と、不意にクロームの顔がわずかにしかめられた。
続けて、ゆっくりと彼女の瞼が持ち上がる。
声をかけようとした、そのとき。
…その瞼の隙間から、涙が零れた。
「……ぁ…、ボス…」
「…っ、クローム…! 大丈夫?」
そう聞いても、答えない。
ひどく困惑した表情で、涙をいっぱいにたたえて。苦しくて言葉も出ない、そんな様子だった。

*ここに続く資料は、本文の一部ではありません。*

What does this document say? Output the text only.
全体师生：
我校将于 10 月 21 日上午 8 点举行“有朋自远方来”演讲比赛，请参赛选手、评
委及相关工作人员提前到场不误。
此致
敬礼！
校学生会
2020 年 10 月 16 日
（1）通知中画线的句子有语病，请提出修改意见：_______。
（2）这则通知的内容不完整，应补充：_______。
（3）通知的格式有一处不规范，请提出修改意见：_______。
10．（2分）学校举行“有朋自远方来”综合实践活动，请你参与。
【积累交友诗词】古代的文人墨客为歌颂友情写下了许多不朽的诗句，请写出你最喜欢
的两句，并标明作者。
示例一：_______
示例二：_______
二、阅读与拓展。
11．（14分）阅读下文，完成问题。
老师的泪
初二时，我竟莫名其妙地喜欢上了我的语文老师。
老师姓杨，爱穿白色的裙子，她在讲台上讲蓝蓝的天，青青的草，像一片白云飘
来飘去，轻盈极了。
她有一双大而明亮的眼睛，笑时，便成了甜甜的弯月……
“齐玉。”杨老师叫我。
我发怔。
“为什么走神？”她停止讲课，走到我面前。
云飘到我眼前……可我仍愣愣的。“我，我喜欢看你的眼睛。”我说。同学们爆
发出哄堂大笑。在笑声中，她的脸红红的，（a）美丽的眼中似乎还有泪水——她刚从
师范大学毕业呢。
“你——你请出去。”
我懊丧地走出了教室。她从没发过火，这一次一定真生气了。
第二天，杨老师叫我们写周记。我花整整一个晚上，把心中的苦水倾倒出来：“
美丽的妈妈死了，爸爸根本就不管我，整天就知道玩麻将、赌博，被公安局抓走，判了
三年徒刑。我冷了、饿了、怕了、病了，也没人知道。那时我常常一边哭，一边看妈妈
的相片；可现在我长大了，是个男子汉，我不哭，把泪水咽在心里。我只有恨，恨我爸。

それだけで、何か--------良くない何かがあったのだと、確信できてしまう。
…骸、お前、まさか本当に。
浮かんだ思考をはっとして追い出してから、恐る恐る問う。
「…骸は?」
それには答えず、体を起こしてうつむくクローム。
その手は、スカートの裾を強く強く握りしめて、カタカタと震えていた。
何かを堪えるようなその仕草に、ただならぬものを感じる。
なかなか口を開かない彼女に、それでもじっと待っていれば、やがてゆっくりと言葉が吐き出された。
「……骸様から、みんなに…伝言があるの」
「伝言…」
ということは、少なくとも骸と会えたということなのか。
わずかな安堵が広がる。
でもそれより気になるのは、その内容。
「…なんて?」
「…今回のことは、自分の不手際だから…、ボンゴレは、手を出すな、って」
……え?
頭が、真っ白になった。
『今回のことは、自分の不手際だから』
プライドの高いあいつらしい。
『ボンゴレは手を出すな』
その台詞を言った骸が、皮肉にもありありと浮かぶ。
……でも。
でも、そんなの、ずるい。
オレだって、オレ達だって、骸を助けたいのに。
一方的に伝言なんて押し付けて、「手を出すな」なんて。そんなの、おかしいじゃん。ずるいよ。
溢れてくるのは、子供じみた感情。
純粋に骸が大切だからこその、会えない骸に対する文句だった。